Photo: Renaud Philippe Le Devoir Les clients du Drague Cabaret Club vibrent au rythme des succès dansants interprétés par des «drag queens» toutes plus extravagantes les unes que les autres.

De la « soucoupe volante » du « bunker » jusqu’au lac à l’Épaule, en passant par l’« aquarium », Le Devoir a parcouru quelques-uns des lieux de pouvoir où le Québec moderne a été construit. Dernier de six textes.

Perruques énormes, longs cils, lèvres barbouillées de rouge : les clients du Drague Cabaret Club vibrent au rythme des succès dansants interprétés par des drag queens toutes plus extravagantes les unes que les autres. De leur côté, les « bachelorettes » de passage sur la Grande Allée sont invités par le Maurice Nightclub à garder en tête la citation d’Oscar Wilde : « Les folies sont les seules choses qu’on ne devrait jamais regretter. »

Les deux bâtiments du centre-ville de Québec en ont vu d’autres. Et pour cause, car ils ont abrité respectivement le Club de réforme du Parti libéral du Québec et le Club Renaissance de l’Union nationale.

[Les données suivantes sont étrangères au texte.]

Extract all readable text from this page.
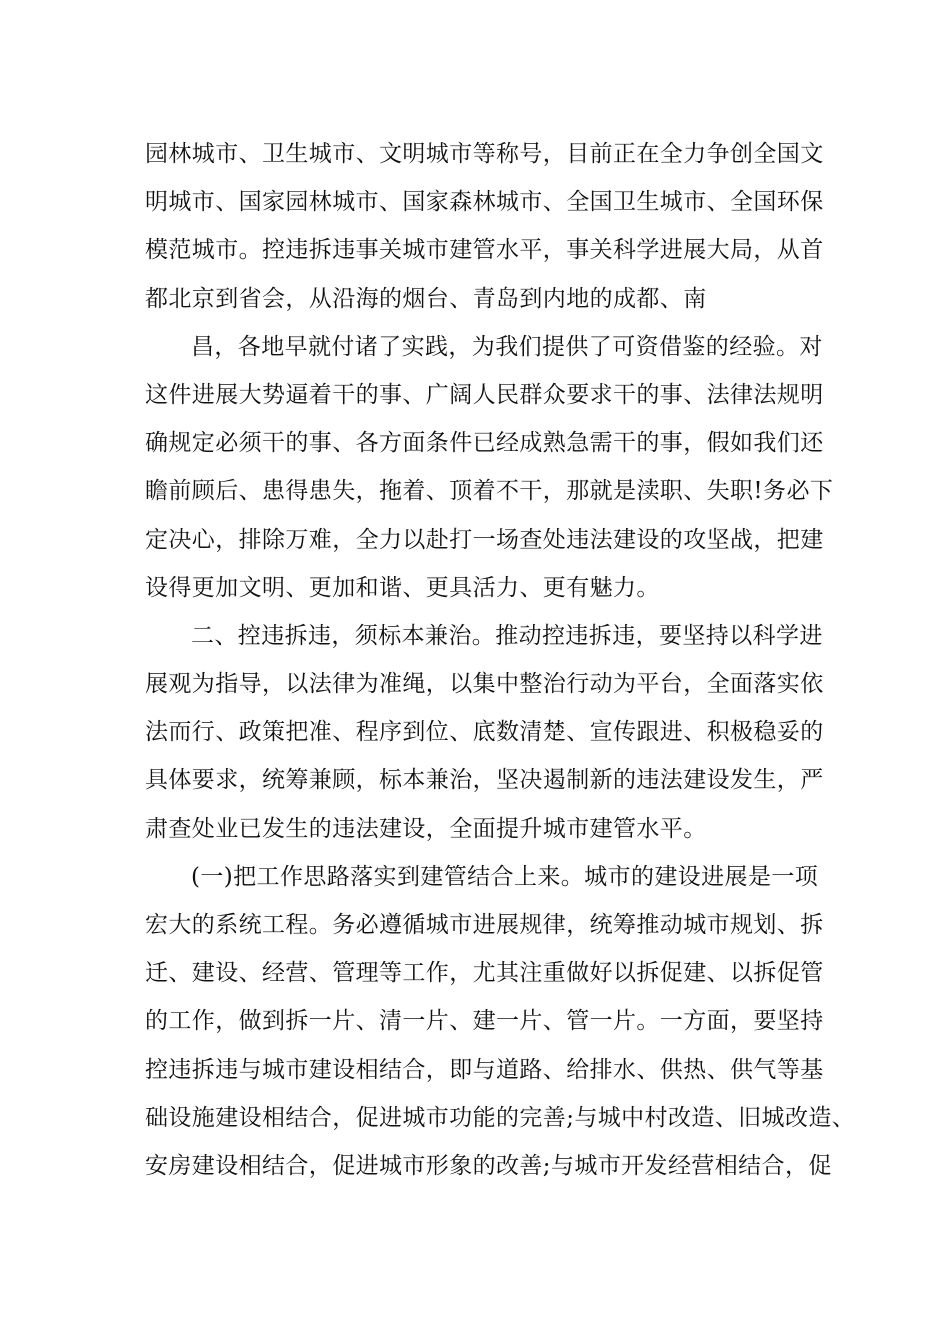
园林城市、卫生城市、文明城市等称号，目前正在全力争创全国文
明城市、国家园林城市、国家森林城市、全国卫生城市、全国环保
模范城市。控违拆违事关城市建管水平，事关科学进展大局，从首
都北京到省会，从沿海的烟台、青岛到内地的成都、南
昌，各地早就付诸了实践，为我们提供了可资借鉴的经验。对
这件进展大势逼着干的事、广阔人民群众要求干的事、法律法规明
确规定必须干的事、各方面条件已经成熟急需干的事，假如我们还
瞻前顾后、患得患失，拖着、顶着不干，那就是渎职、失职!务必下
定决心，排除万难，全力以赴打一场查处违法建设的攻坚战，把建
设得更加文明、更加和谐、更具活力、更有魅力。
二、控违拆违，须标本兼治。推动控违拆违，要坚持以科学进
展观为指导，以法律为准绳，以集中整治行动为平台，全面落实依
法而行、政策把准、程序到位、底数清楚、宣传跟进、积极稳妥的
具体要求，统筹兼顾，标本兼治，坚决遏制新的违法建设发生，严
肃查处业已发生的违法建设，全面提升城市建管水平。
(一)把工作思路落实到建管结合上来。城市的建设进展是一项
宏大的系统工程。务必遵循城市进展规律，统筹推动城市规划、拆
迁、建设、经营、管理等工作，尤其注重做好以拆促建、以拆促管
的工作，做到拆一片、清一片、建一片、管一片。一方面，要坚持
控违拆违与城市建设相结合，即与道路、给排水、供热、供气等基
础设施建设相结合，促进城市功能的完善;与城中村改造、旧城改造、
安房建设相结合，促进城市形象的改善;与城市开发经营相结合，促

Entre deux parties de cartes, de billard ou de ping-pong, les membres du Club de réforme bavardent politique autour d’un repas parfois arrosé. Ils ont sous la main les éminences grises du PLQ — qui tiennent les commandes de l’État. Pratique. « [Ils] semaient des idées, échafaudaient des doctrines politiques, rédigeaient presque des lois […]. Le club constituait dès ses débuts une pépinière d’hommes politiques, de députés, de ministres. On y façonnait les futurs chefs de la nation », souligne le Club de réforme dans un livre publié à l’occasion de son 25e anniversaire (1942).

À l’approche des élections générales, les machines du PLQ et de l’UN tournent à plein régime grâce aux clubs politiques — et aux dons qui y ont été amassés. « Un club politique est aussi nécessaire à un parti qu’une église à une religion », souligne le premier ministre libéral Lomer Gouin en 1917.

Le Club de réforme s’inscrit dans la tradition politique anglaise. À Québec, il prend forme durant la Grande Guerre. « À cette époque, tout comme aujourd’hui, la jeunesse libérale était active, remuante et peut-être un peu gavroche. [D’ailleurs] les chefs du mouvement réalisaient la nécessité de mieux contrôler cette exubérance, de brider, par des propos plus intimes, l’ardeur communicante d’un groupement laissé jusque-là à ses propres moyens. Il fallait réchauffer ces passions civiques dans une atmosphère plus intime, plus réconfortante. »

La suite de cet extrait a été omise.